- Born: c. 1480
- Died: 1506
- Spouse: Guy XVI, Count of Laval
- Issue: Anne de Laval
- House: Trastámara
- Father: Frederick of Naples
- Mother: Anne of Savoy

= Charlotte of Naples =

Princess of Naples (1480 - 1506)

Charlotte of Naples (c. 1480 – 1506), also known as Charlotte of Aragon and Princess of Taranto, was the eldest daughter and eventual heiress of King Frederick of Naples. Although her father was dispossessed of his kingdom, her descendants, the House of La Trémoïlle maintained their dynastic claim in exile.

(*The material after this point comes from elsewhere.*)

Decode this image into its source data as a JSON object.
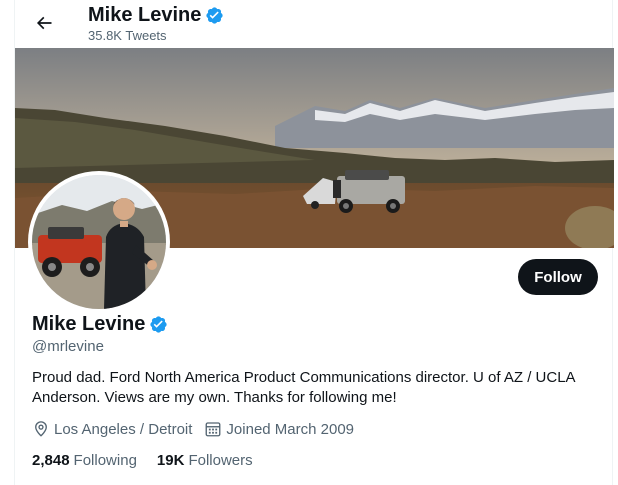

Daughter of the Neapolitan king's first marriage to Anne of Savoy, a granddaughter of Charles VII of France, Charlotte was married to Guy XVI, Count of Laval, head of one of Brittany's most powerful noble families.

==Marriage==
Following her mother's death which occurred shortly after her birth, Charlotte was raised in France and brought up at the French court. One of her suitors was Cesare Borgia. Charlotte refused him, and instead on 10 June 1500 married Guy XVI de Laval, Count of Laval.

Charlotte and Guy had:
- Catherine, married Claude I of Rieux
- Anne, married François de la Trémoïlle
- François, d.1522

==Claim to kingdom of Naples==
In the year following Charlotte's marriage, her father lost his throne and freedom to France in war. Her brother, Ferdinand of Aragón, Duke of Calabria, fled to Spain in 1504, whence he did not return. On his death without legitimate descendants in Valencia in 1550, Charlotte was long dead and France had lost the crown of Naples to another branch of the Aragonese dynasty. Nonetheless her issue took up the fruitless pretence to the crown, while pursuing their interests in Brittany and France. Charlotte is posthumously attributed the title, Princess of Taranto, which had been borne by Neapolitan heirs apparent.

==Sources==
- Walsby, Malcolm (2007). "The Counts of Laval"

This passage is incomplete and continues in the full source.